Google began the first rollout in November in Kansas City, Kansas, and Kansas City, Missouri, last year, offering one-gigabit Internet connections for $70 per month, or $120 with added television service, a Nexus 7 tablet remote, two terabytes of DVR storage, and another a terabyte of cloud storage.
Google has plans to rollout the service in several more Kansas locations, and next year in Austin, Texas, and in Provo, Utah. Judging by the goings-on in Kansas City, this is the start of something big. New data from Akamai shows that in the fourth quarter of 2012, Kansas saw the largest jump in average Internet connection speeds of all U.S. states (vs. fourth quarter of 2011) with an 86 percent increase.
The competition may be even hotter in the newer Google Fiber battlegrounds. When Google recently announced plans for the Austin, Texas rollout of the service in early 2014, AT&T announced it would launch its own one-gigabit service in Austin. And Time Warner Cable announced free Wi-Fi in public areas to existing customers in the Austin area.

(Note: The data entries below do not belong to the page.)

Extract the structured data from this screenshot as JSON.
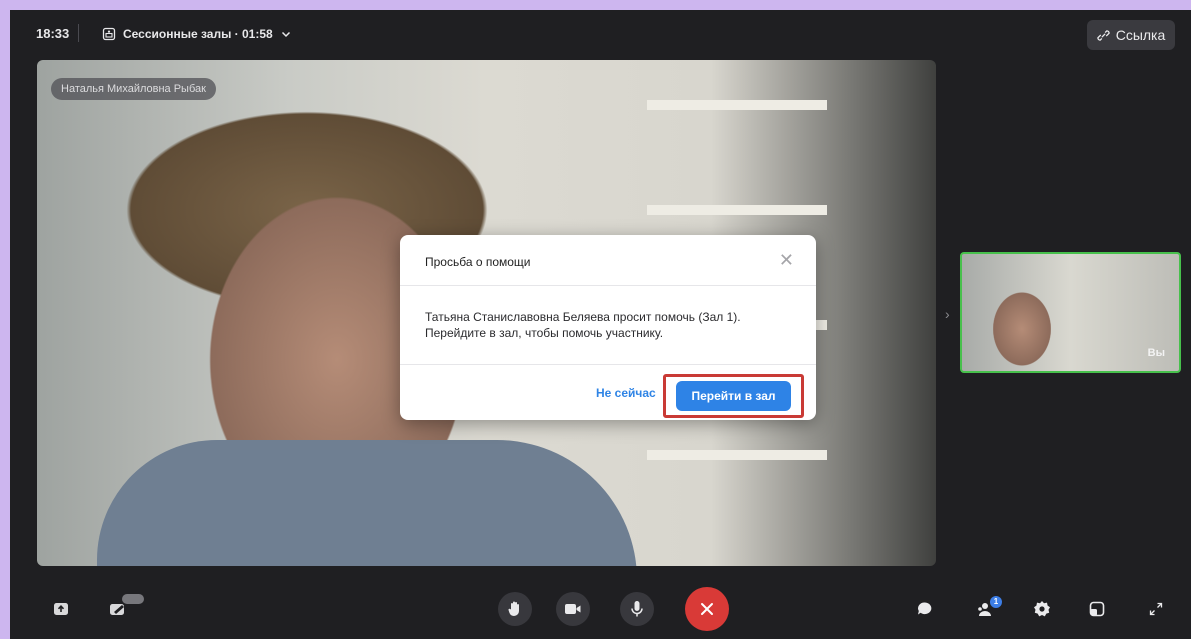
{
  "topbar": {
    "time": "18:33",
    "rooms_label": "Сессионные залы · 01:58",
    "link_label": "Ссылка"
  },
  "main_video": {
    "participant_name": "Наталья Михайловна Рыбак"
  },
  "self_view": {
    "label": "Вы"
  },
  "modal": {
    "title": "Просьба о помощи",
    "message_line1": "Татьяна Станиславовна Беляева просит помочь (Зал 1).",
    "message_line2": "Перейдите в зал, чтобы помочь участнику.",
    "secondary_button": "Не сейчас",
    "primary_button": "Перейти в зал"
  },
  "controls": {
    "participants_count": "1"
  },
  "colors": {
    "accent": "#2e83e6",
    "end_call": "#d93a37",
    "self_border": "#47c04c",
    "highlight": "#c93a35"
  }
}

The mass media is treating this as another telecom/internet story. But the implications for all our AV, pro video, and IT industries are huge. Of course, most of us won’t have access to Google Fiber for years to come. But this new effort is reigniting the race toward higher bandwidth that pretty much stalled out in recent years (remember all those stories of installing fiber optics to ring cities, a few years back?). Bandwidth needs are exploding. Although 4K content will not be distributed to homes for some time to come, it is being used in video production today, and is quickly gaining momentum. We are indeed laying the groundwork now, on the production side and the display side, for a 4K future.
But even with current video formats, the need for more bandwidth will increase exponentially. And Google Fiber will be a game-changer, whether or not it comes to your city.
Interestingly, one cable provider said that it had the ability to provide much faster speeds to consumers, but decided not to. Time Warner Cable CFO Irene Esteves said in February that Time Warner was “perfectly capable of delivering 1 gigabit, 10 gigabit-per-second" Internet connectivity to consumers, but that the company just “doesn't see the need of delivering that to consumers."
Also interesting– Time Warner, the nation's second-largest cable company, announced on Monday the departure of Irene Esteves, to be replaced by Arthur Minson who is returning to Time Warner as CFO after a stint at AOL. (Esteves also said, early on in her two-years at the helm, that Time Warner was not that crazy about the sports programming business– after Time Warner spent billions acquiring rights for the L.A. Lakers.)
Who can decipher of the internal politics of the cable and ISP’s. One thing’s certain: The race for more bandwidth is back on, and heating up.